Interface Engineering

Nanoimprint by melt basic process flow

We have pioneered a new form of nanoimprint lithography (NIL) that is suitable for a broad range of high temperature polymers; we call this process NIM (nanoimprint by melt) and the basic process flow is shown to the right. NIM generally involves the formation of nano-posts or nanoindentations in a reusable master stamp that is then used to emboss a freshly deposited polymer or other soft film. This is a process recently developed for the creation of grating-like features on optical fibers and waveguides and is now being scaled to dimensions relevant for organic solar cell (OSC) device processing.

This is an entirely new direction in the creation of OSCs, and promises a measure of control over interdigitation and vectoral charge transport that is currently missing in established bulk heterojunction (BHJ) technologies. NIM will enable us to create structures over a wide size range, and with separation of features in a controlled manner, allowing us to carefully study and separate the roles of exciton dissociation and charge transport in enhancing OSC efficiency.

The technique has been successfully demonstrated on a broad range of commodity polymers such as polymethylmethacrylate and polycarbonate, specialty electronic polymers such as P3HT and P3DT, and sol-gel materials. Below we show an AFM image of a poly(hexyl-thiophene) polymer (P3HT) that has been patterned by NIL and an SEM of a phthalocyanine dendrimer that has recently been patterned by NIM.

The features in the P3HT are on the order of 250nm in diameter, while those in the phthalocyanine dendrimer are as small as 25nm, thereby approaching dimensions of the same order as the exciton diffusion length in typical OSCs.

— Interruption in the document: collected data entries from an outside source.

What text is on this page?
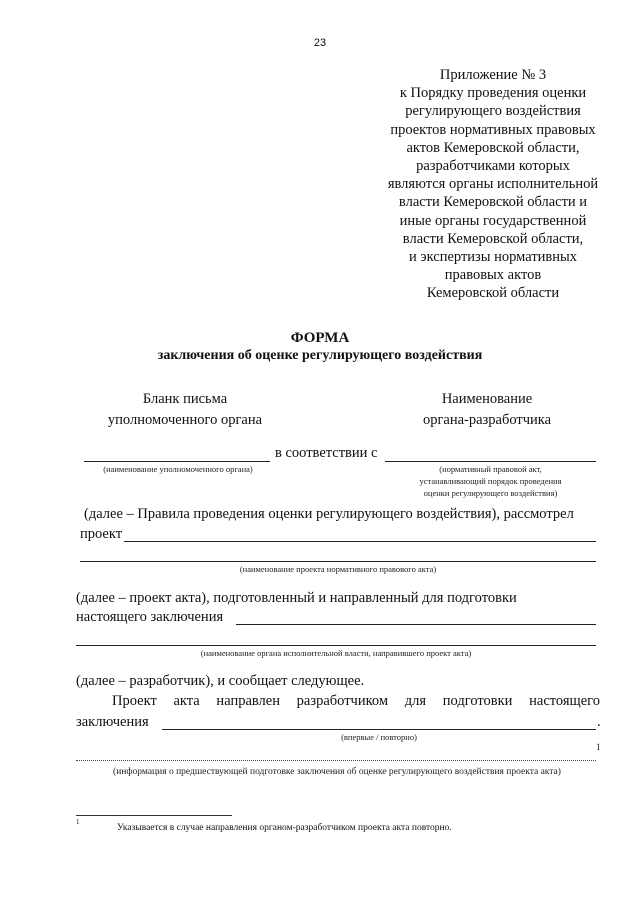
23
Приложение № 3
к Порядку проведения оценки
регулирующего воздействия
проектов нормативных правовых
актов Кемеровской области,
разработчиками которых
являются органы исполнительной
власти Кемеровской области и
иные органы государственной
власти Кемеровской области,
и экспертизы нормативных
правовых актов
Кемеровской области
ФОРМА
заключения об оценке регулирующего воздействия
Бланк письма
уполномоченного органа
Наименование
органа-разработчика
в соответствии с
(наименование уполномоченного органа)	(нормативный правовой акт,
устанавливающий порядок проведения
оценки регулирующего воздействия)
(далее – Правила проведения оценки регулирующего воздействия), рассмотрел
проект
(наименование проекта нормативного правового акта)
(далее – проект акта), подготовленный и направленный для подготовки
настоящего заключения
(наименование органа исполнительной власти, направившего проект акта)
(далее – разработчик), и сообщает следующее.
Проект акта направлен разработчиком для подготовки настоящего
заключения	.
(впервые / повторно)
1
(информация о предшествующей подготовке заключения об оценке регулирующего воздействия проекта акта)
1
Указывается в случае направления органом-разработчиком проекта акта повторно.
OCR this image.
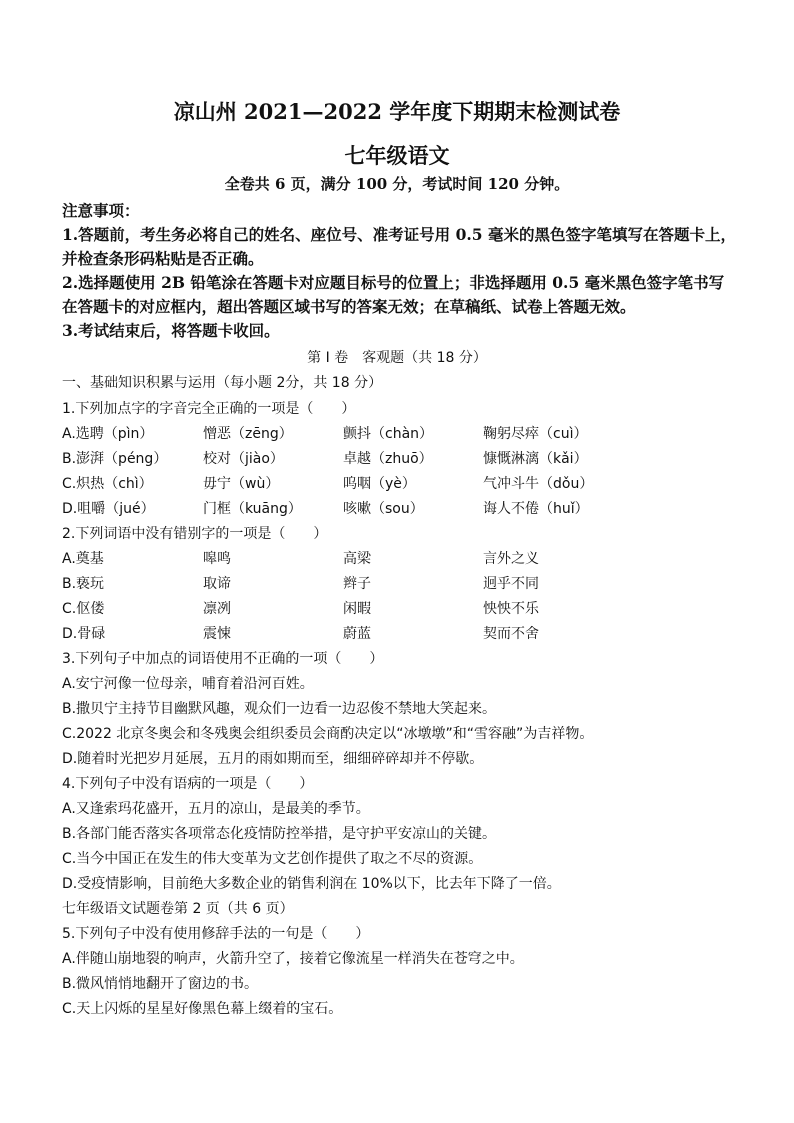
凉山州 2021—2022 学年度下期期末检测试卷
七年级语文
全卷共 6 页，满分 100 分，考试时间 120 分钟。
注意事项：
1.答题前，考生务必将自己的姓名、座位号、准考证号用 0.5 毫米的黑色签字笔填写在答题卡上，
并检查条形码粘贴是否正确。
2.选择题使用 2B 铅笔涂在答题卡对应题目标号的位置上；非选择题用 0.5 毫米黑色签字笔书写
在答题卡的对应框内，超出答题区域书写的答案无效；在草稿纸、试卷上答题无效。
3.考试结束后，将答题卡收回。
第 I 卷　客观题（共 18 分）
一、基础知识积累与运用（每小题 2分，共 18 分）
1.下列加点字的字音完全正确的一项是（　　）
A.选聘（pìn）	憎恶（zēng）	颤抖（chàn）	鞠躬尽瘁（cuì）
B.澎湃（péng）	校对（jiào）	卓越（zhuō）	慷慨淋漓（kǎi）
C.炽热（chì）	毋宁（wù）	呜咽（yè）	气冲斗牛（dǒu）
D.咀嚼（jué）	门框（kuāng）	咳嗽（sou）	诲人不倦（huǐ）
2.下列词语中没有错别字的一项是（　　）
A.奠基	嗥鸣	高梁	言外之义
B.亵玩	取谛	辫子	迥乎不同
C.伛偻	凛冽	闲暇	怏怏不乐
D.骨碌	震悚	蔚蓝	契而不舍
3.下列句子中加点的词语使用不正确的一项（　　）
A.安宁河像一位母亲，哺育着沿河百姓。
B.撒贝宁主持节目幽默风趣，观众们一边看一边忍俊不禁地大笑起来。
C.2022 北京冬奥会和冬残奥会组织委员会商酌决定以“冰墩墩”和“雪容融”为吉祥物。
D.随着时光把岁月延展，五月的雨如期而至，细细碎碎却并不停歇。
4.下列句子中没有语病的一项是（　　）
A.又逢索玛花盛开，五月的凉山，是最美的季节。
B.各部门能否落实各项常态化疫情防控举措，是守护平安凉山的关键。
C.当今中国正在发生的伟大变革为文艺创作提供了取之不尽的资源。
D.受疫情影响，目前绝大多数企业的销售利润在 10%以下，比去年下降了一倍。
七年级语文试题卷第 2 页（共 6 页）
5.下列句子中没有使用修辞手法的一句是（　　）
A.伴随山崩地裂的响声，火箭升空了，接着它像流星一样消失在苍穹之中。
B.微风悄悄地翻开了窗边的书。
C.天上闪烁的星星好像黑色幕上缀着的宝石。
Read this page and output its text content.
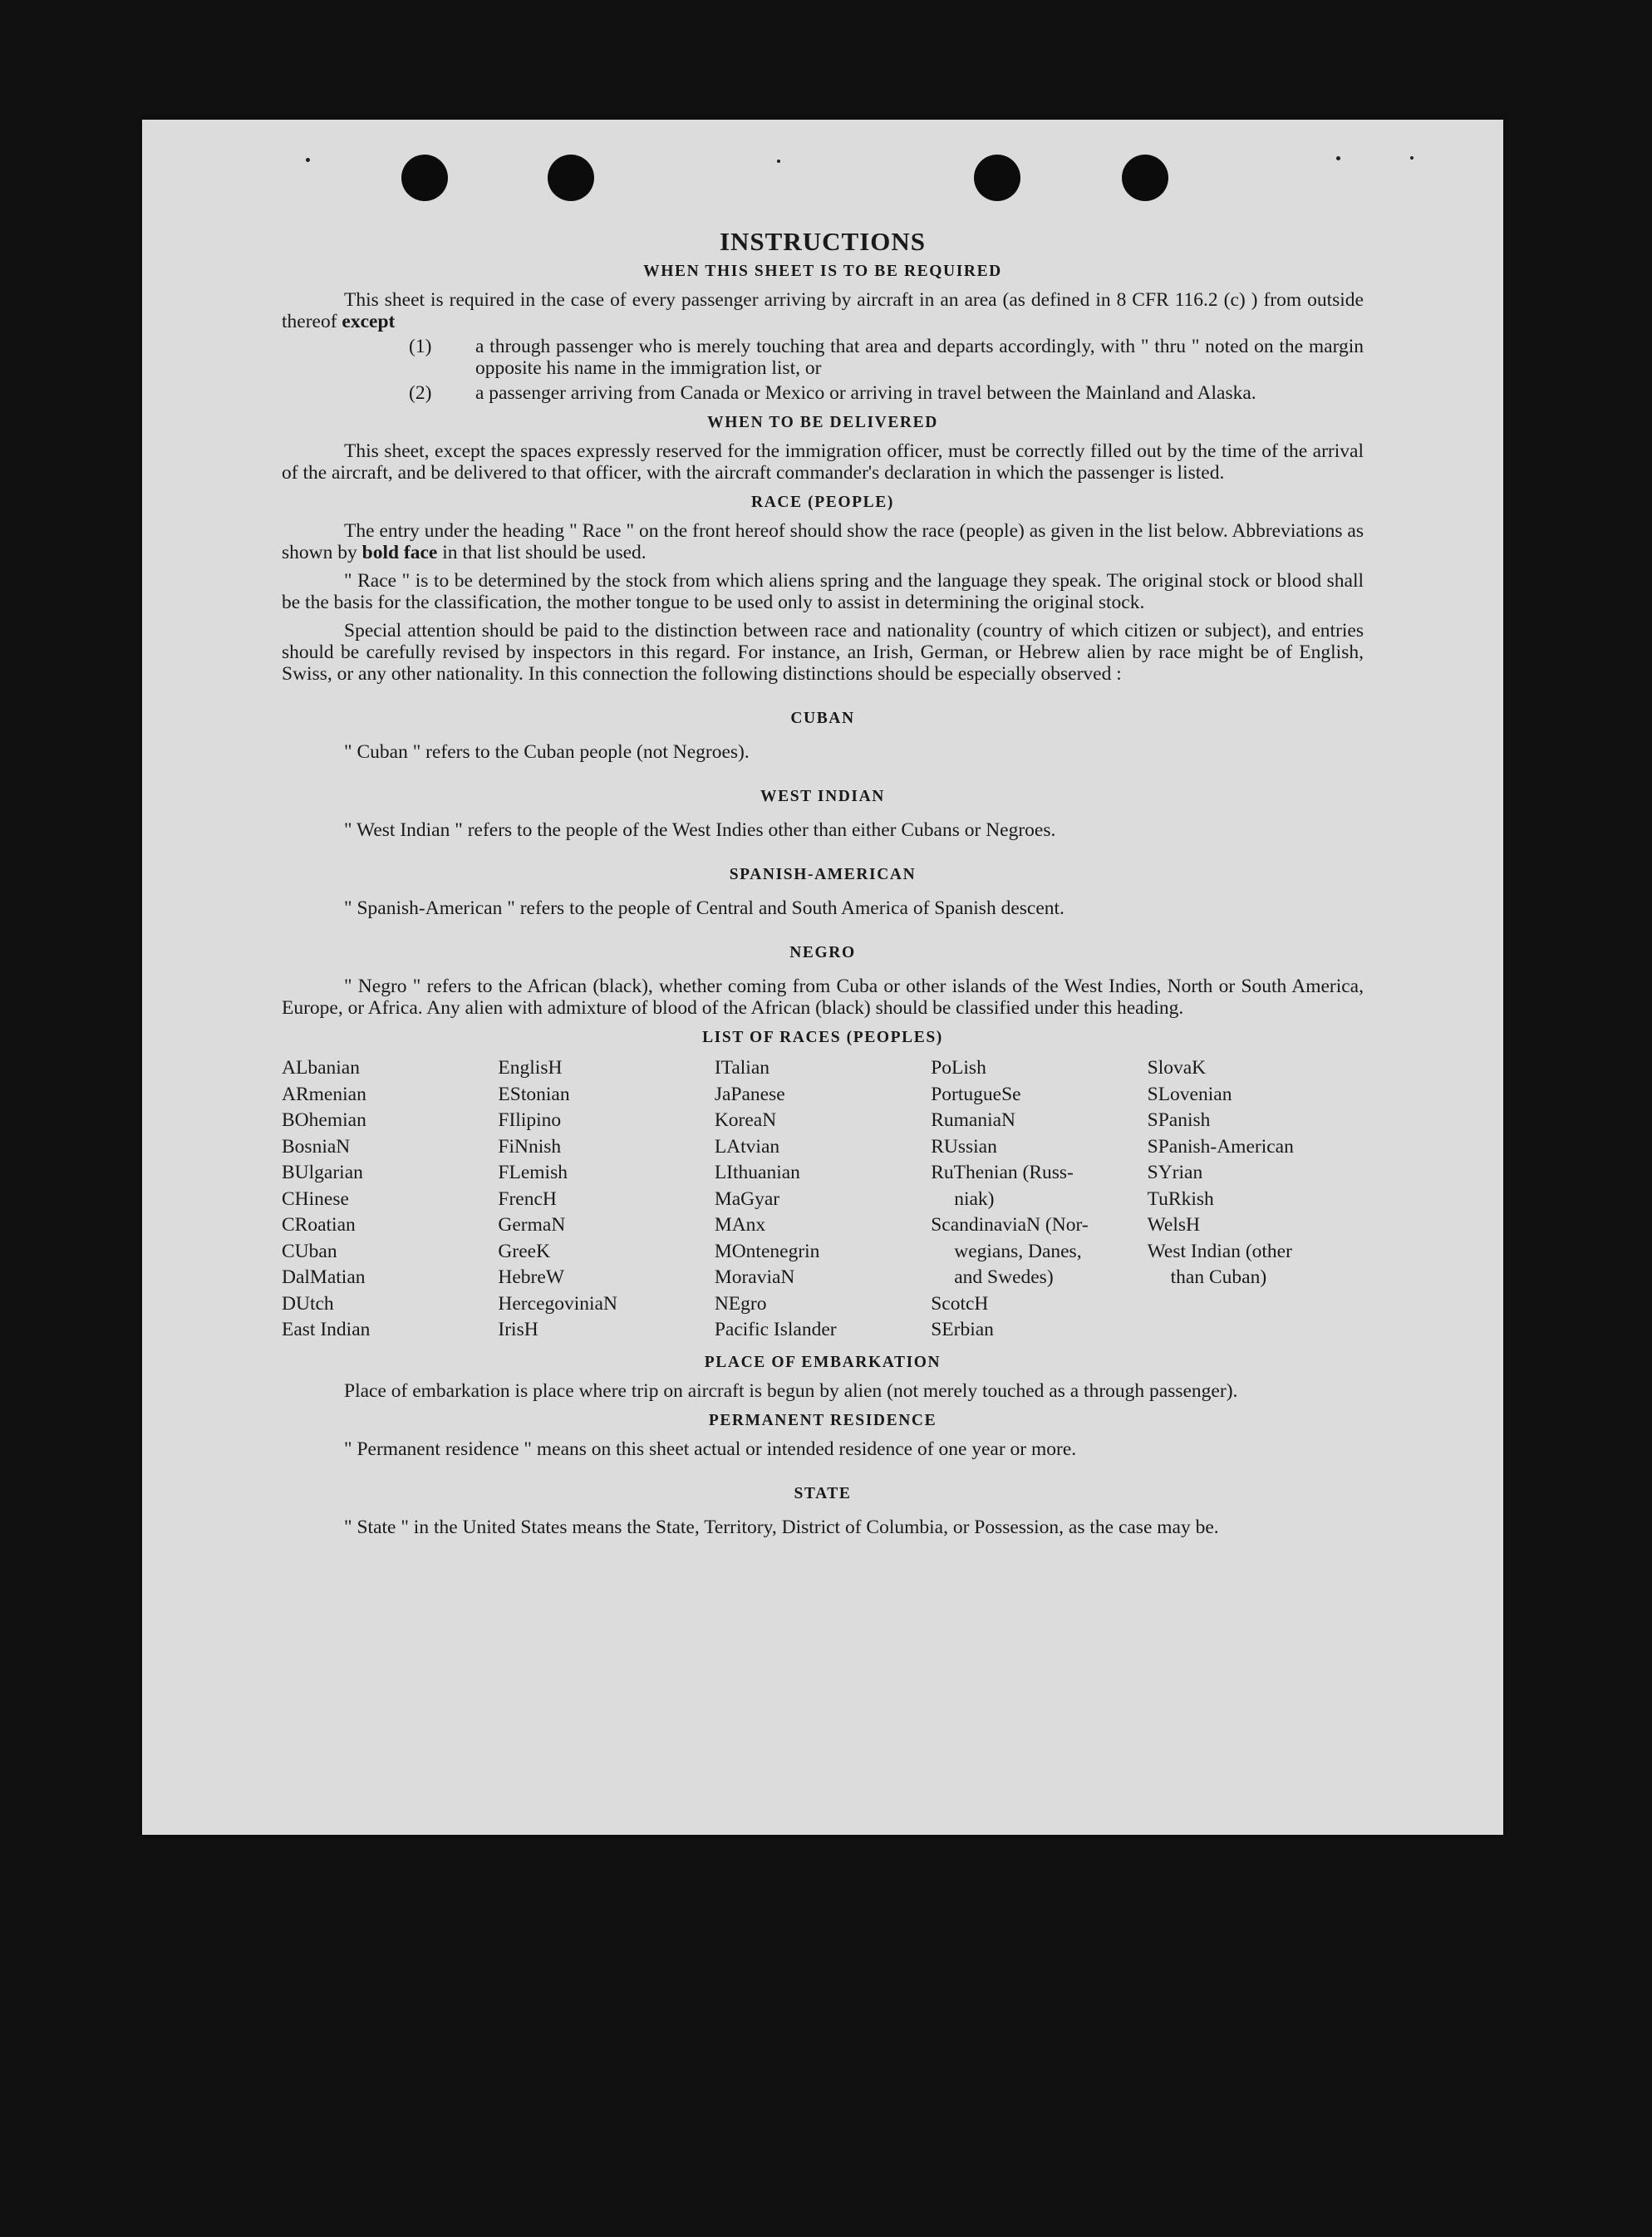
INSTRUCTIONS
WHEN THIS SHEET IS TO BE REQUIRED

This sheet is required in the case of every passenger arriving by aircraft in an area (as defined in 8 CFR 116.2 (c) ) from outside thereof except

(1) a through passenger who is merely touching that area and departs accordingly, with " thru " noted on the margin opposite his name in the immigration list, or
(2) a passenger arriving from Canada or Mexico or arriving in travel between the Mainland and Alaska.
WHEN TO BE DELIVERED

This sheet, except the spaces expressly reserved for the immigration officer, must be correctly filled out by the time of the arrival of the aircraft, and be delivered to that officer, with the aircraft commander's declaration in which the passenger is listed.

RACE (PEOPLE)

The entry under the heading " Race " on the front hereof should show the race (people) as given in the list below. Abbreviations as shown by bold face in that list should be used.

" Race " is to be determined by the stock from which aliens spring and the language they speak. The original stock or blood shall be the basis for the classification, the mother tongue to be used only to assist in determining the original stock.

Special attention should be paid to the distinction between race and nationality (country of which citizen or subject), and entries should be carefully revised by inspectors in this regard. For instance, an Irish, German, or Hebrew alien by race might be of English, Swiss, or any other nationality. In this connection the following distinctions should be especially observed :

CUBAN

" Cuban " refers to the Cuban people (not Negroes).

WEST INDIAN

" West Indian " refers to the people of the West Indies other than either Cubans or Negroes.

SPANISH-AMERICAN

" Spanish-American " refers to the people of Central and South America of Spanish descent.

NEGRO

" Negro " refers to the African (black), whether coming from Cuba or other islands of the West Indies, North or South America, Europe, or Africa. Any alien with admixture of blood of the African (black) should be classified under this heading.

LIST OF RACES (PEOPLES)
ALbanian
ARmenian
BOhemian
BosniaN
BUlgarian
CHinese
CRoatian
CUban
DalMatian
DUtch
East Indian
EnglisH
EStonian
FIlipino
FiNnish
FLemish
FrencH
GermaN
GreeK
HebreW
HercegoviniaN
IrisH
ITalian
JaPanese
KoreaN
LAtvian
LIthuanian
MaGyar
MAnx
MOntenegrin
MoraviaN
NEgro
Pacific Islander
PoLish
PortugueSe
RumaniaN
RUssian
RuThenian (Russ-
niak)
ScandinaviaN (Nor-
wegians, Danes,
and Swedes)
ScotcH
SErbian
SlovaK
SLovenian
SPanish
SPanish-American
SYrian
TuRkish
WelsH
West Indian (other
than Cuban)
PLACE OF EMBARKATION

Place of embarkation is place where trip on aircraft is begun by alien (not merely touched as a through passenger).

PERMANENT RESIDENCE

" Permanent residence " means on this sheet actual or intended residence of one year or more.

STATE

" State " in the United States means the State, Territory, District of Columbia, or Possession, as the case may be.
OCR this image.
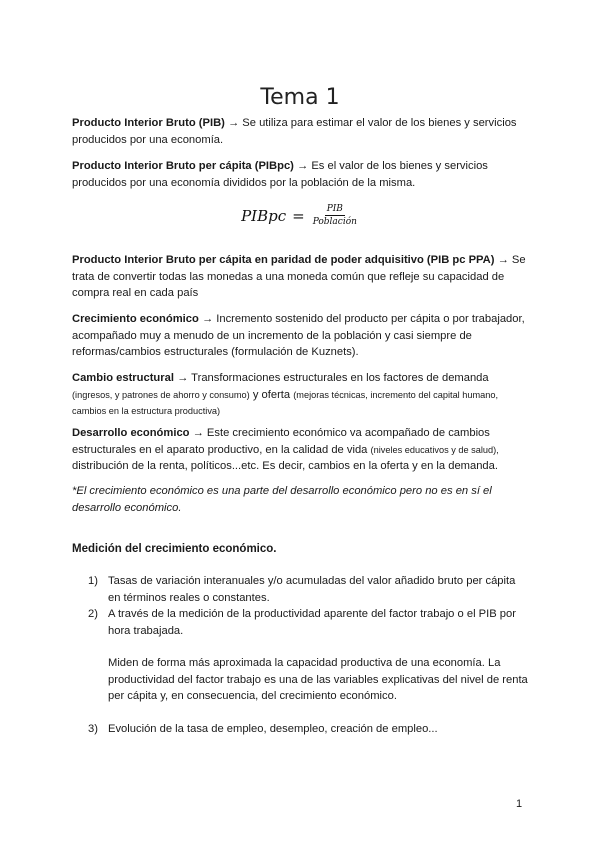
Tema 1

Producto Interior Bruto (PIB) → Se utiliza para estimar el valor de los bienes y servicios producidos por una economía.

Producto Interior Bruto per cápita (PIBpc) → Es el valor de los bienes y servicios producidos por una economía divididos por la población de la misma.

PIBpc = $\frac{\text{PIB}}{\text{Población}}$

Producto Interior Bruto per cápita en paridad de poder adquisitivo (PIB pc PPA) → Se trata de convertir todas las monedas a una moneda común que refleje su capacidad de compra real en cada país

Crecimiento económico → Incremento sostenido del producto per cápita o por trabajador, acompañado muy a menudo de un incremento de la población y casi siempre de reformas/cambios estructurales (formulación de Kuznets).

Cambio estructural → Transformaciones estructurales en los factores de demanda (ingresos, y patrones de ahorro y consumo) y oferta (mejoras técnicas, incremento del capital humano, cambios en la estructura productiva)

Desarrollo económico → Este crecimiento económico va acompañado de cambios estructurales en el aparato productivo, en la calidad de vida (niveles educativos y de salud), distribución de la renta, políticos...etc. Es decir, cambios en la oferta y en la demanda.

*El crecimiento económico es una parte del desarrollo económico pero no es en sí el desarrollo económico.

Medición del crecimiento económico.

1) Tasas de variación interanuales y/o acumuladas del valor añadido bruto per cápita en términos reales o constantes.
2) A través de la medición de la productividad aparente del factor trabajo o el PIB por hora trabajada.
Miden de forma más aproximada la capacidad productiva de una economía. La productividad del factor trabajo es una de las variables explicativas del nivel de renta per cápita y, en consecuencia, del crecimiento económico.
3) Evolución de la tasa de empleo, desempleo, creación de empleo...
1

Molds used for NIM are usually prepared by e-beam lithography on silicon or nickel, and can be used several hundred times for printing without deterioration in quality of the imprinted nanostructure. Recent advances in NIM enable the formation of large area (1 inch x 1 inch) molds. Molds containing up to 600 different 1mm2 nanostructured areas are envisioned to allow for individual areas, having unique embossed architectures.

It should be possible to use such studies to estimate both the exciton diffusion length in embossed P3HT films, and the maximum length over which charges can be harvested before series resistance, due to finite charge mobilities, becomes evident in enhanced RS in the OSC device.

This will allow for rapid determination of luminescence quenching efficiencies in donor/acceptor composites films, as a function of the length and separation distance between donor posts, thereby providing exciton diffusion lengths as a function of processing conditions, in one chip.

One of our key goals is to reduce the size of embossed features to enable imprinting of polymer pillars with widths smaller than the minimum LD required for that material, and to systematically explore the internal photon conversion efficiency of OSCs created from P3HT, with vacuum deposited C60 overlayers, as a function of pillar width and depth.